There is currently interest in the use of a 6 Mo stainless steel (UNS N08367) for applications on naval vessels. While the base material has good resistance to corrosion in marine environments, the welds are in a non-optimal metallurgical condition. Therefore over-matched filler metals need to be used when welding this 6-Mo stainless steel in order to assure proper corrosion resistance. The importance of weld dilution by the base metal is demonstrated. Two Ni-Cr-Mo alloys (UNS N06022 and N06059) were used to produce welds of various dilution amounts. These were then tested in high chloride environments to evaluate how pitting and crevice corrosion might be affected by changing filler metal and the amount of dilution from the base metal.

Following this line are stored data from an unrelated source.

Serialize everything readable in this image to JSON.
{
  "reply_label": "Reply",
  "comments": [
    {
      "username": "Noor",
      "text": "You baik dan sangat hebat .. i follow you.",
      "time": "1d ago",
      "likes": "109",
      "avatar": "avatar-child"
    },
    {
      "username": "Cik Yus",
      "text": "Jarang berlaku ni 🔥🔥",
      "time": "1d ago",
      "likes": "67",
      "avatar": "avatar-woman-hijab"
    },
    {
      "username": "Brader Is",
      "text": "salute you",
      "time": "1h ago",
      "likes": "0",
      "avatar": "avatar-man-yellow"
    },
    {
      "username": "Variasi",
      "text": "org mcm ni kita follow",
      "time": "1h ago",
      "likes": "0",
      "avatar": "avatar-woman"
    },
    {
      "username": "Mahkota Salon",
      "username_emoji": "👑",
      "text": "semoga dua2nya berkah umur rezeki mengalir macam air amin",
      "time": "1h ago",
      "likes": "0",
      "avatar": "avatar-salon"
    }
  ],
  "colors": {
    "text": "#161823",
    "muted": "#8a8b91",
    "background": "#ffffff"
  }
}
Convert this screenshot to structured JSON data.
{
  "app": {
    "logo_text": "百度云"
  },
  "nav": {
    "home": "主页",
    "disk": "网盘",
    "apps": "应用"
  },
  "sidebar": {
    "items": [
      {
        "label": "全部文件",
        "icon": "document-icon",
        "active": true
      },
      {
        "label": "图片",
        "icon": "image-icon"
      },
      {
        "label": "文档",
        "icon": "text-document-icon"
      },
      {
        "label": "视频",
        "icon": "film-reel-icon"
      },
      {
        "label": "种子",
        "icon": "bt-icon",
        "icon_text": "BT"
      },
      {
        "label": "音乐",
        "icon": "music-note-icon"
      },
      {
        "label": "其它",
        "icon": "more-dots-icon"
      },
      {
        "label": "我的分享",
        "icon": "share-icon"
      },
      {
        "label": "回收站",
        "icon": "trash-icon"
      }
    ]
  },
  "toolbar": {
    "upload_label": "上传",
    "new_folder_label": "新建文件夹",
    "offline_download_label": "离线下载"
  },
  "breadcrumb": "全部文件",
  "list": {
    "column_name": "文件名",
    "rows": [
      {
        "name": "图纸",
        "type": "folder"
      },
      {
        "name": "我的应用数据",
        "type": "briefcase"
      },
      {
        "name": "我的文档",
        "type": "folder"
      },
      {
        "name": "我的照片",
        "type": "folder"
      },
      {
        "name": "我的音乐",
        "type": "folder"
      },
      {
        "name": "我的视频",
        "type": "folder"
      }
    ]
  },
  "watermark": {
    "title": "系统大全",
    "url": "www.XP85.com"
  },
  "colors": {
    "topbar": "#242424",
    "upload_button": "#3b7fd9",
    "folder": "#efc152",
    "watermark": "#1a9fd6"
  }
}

The U.S. Navy is reported to have an annual cost of corrosion of about $1.2 billion annually associated with corrosion maintenance and repair of about 360 combat ships1. Ongoing efforts to decrease this cost include awide variety of topics and technologies. One part of these cost reduction efforts includes a fundamental change in the hull design for surface ships. A new design has been developed know as the advanced double hull (ADH). This new design uses austenitic stainless steels to achieve several objectives, including reduced maintenance and repair costs compared to conventional designs. Figure 1 shows a schematic of the new ADH design compared to a conventional hull design2. This new design eliminates the need for transverse framing leads and reduces the overall number of parts or frame members. The cost savings associated with this design more than offsets the added costs of using more expensive austenitic stainless steels. In order to assure resistance to crevice corrosion over the life of the vessel, UNS N08367 was chosen as the preferred material for seawater wetted areas of the ADH design. Other 300 type stainless steels are also being considered for areas in the ADH where the corrosive conditions over the life of the vessel are not as demanding. While corrosion resistance is the primary material selection criteria, stainless steels also have other desirable features, such as high strength, improved toughness, and are readily weldable. Austenitic stainless steels are also non-magnetic, which improves the ability of a ship to avoid detection by the enemy. The currentmaterial design objectives include increasing the yield strength above current ship hull materials (such as AH36 and DH36 ferritic steels), increasing the dynamic fracture toughness, exhibit non-ferromagnetic behavior, having 100% resistance to stress corrosion cracking, and avoid crevice corrosion over the life of the ship. In addition, the weldability of the selected materials is a primary materials requirement as the ADH is welded structure. Since welding puts the material in a non-optimum metallurgical condition, an over-matched filler metal will be required to meet the corrosion and strength design goals. The over-matched weld filler metals normally used for UNS N08367 are in the Ni-Cr-Mo family of alloys, as these materials have excellent resistance to crevice corrosion in chloride environments.